Pause for effect. She did all that without training seriously...
7. Training with the guys
Coached by Ricky Simms, super-agent of Usain Bolt and Mo Farah, she trains in Ngong (at altitude a little under 2000m) just outside of Nairobi, with two promising male 1500m runners.
“One runs in front of me and the other behind me,” she explains – and the pair act as perfect motivation during training sessions.
8. Olympic woes
After winning the 2012 world indoor 3000m title, Obiri describes her Olympic experience at London 2012 as “really tough.” Taking evasive action to avoid the unfortunate prone body of Uceny (yes, her again) in the 15000m, really took the wind out Obiri's sails. She wound up 12th and last in the final.

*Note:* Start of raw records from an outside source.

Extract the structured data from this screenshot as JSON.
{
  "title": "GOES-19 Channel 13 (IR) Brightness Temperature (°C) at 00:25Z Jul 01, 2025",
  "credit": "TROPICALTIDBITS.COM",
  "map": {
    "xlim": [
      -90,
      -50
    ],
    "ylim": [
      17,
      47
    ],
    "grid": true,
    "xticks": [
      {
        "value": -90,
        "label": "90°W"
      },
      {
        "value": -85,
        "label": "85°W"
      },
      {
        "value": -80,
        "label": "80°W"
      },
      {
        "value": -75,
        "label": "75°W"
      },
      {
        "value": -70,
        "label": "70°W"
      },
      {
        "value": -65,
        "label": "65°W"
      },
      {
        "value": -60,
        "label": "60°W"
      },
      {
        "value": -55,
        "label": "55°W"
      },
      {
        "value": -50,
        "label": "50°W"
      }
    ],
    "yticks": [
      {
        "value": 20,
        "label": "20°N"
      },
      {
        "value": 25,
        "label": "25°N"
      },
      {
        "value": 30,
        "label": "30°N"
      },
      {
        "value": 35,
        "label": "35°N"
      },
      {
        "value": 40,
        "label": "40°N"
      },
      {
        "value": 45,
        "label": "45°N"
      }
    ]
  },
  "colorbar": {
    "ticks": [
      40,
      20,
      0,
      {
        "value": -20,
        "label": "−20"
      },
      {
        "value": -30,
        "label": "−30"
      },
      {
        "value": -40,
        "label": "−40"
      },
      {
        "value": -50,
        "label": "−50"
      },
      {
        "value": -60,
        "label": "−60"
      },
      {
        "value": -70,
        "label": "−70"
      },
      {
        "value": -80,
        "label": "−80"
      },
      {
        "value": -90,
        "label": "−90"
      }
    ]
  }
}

Hellen Obiri competes in the 1500m at London 2012.
9. On a roll
After winning 1500m bronze at the Moscow 2013 World Championships and 3000m silver at the Sopot 2014 World Indoor Championships, this year she plans to target the 1500m at the Commonwealth Games, African Championships and the Continental Cup. Next year, she is trying her hand at the 5000m: a fascinating prospect.
10. Off the track
In her downtime she likes to watch Nigerian comedy movies. “I like how they talk and act.”
And despite coming from a football city, her passions lie elsewhere. “I don’t really like football, I prefer to watch basketball,” she says.
11. Diamond surprise
She expressed her shock at running an African 3000m record of 8:20.68 at the Doha Diamond League last month. With a previous outdoor personal best of 8:34, she was hoping for a time of around 8:30. Even after flashing past the finish line, she was initially unaware of the time she had run.
“I thought I had run 8:30. It was only when Mercy Cherono [Obiri’s countrywoman who ran 8:21.14 for second to go sixth on the all-time lists] told me the time did I realise what I’d run.”
After following that up with a world-leading time in the 1500m at the Pre Classic in Eugene, Obiri has proved she is a force to be reckoned with this season.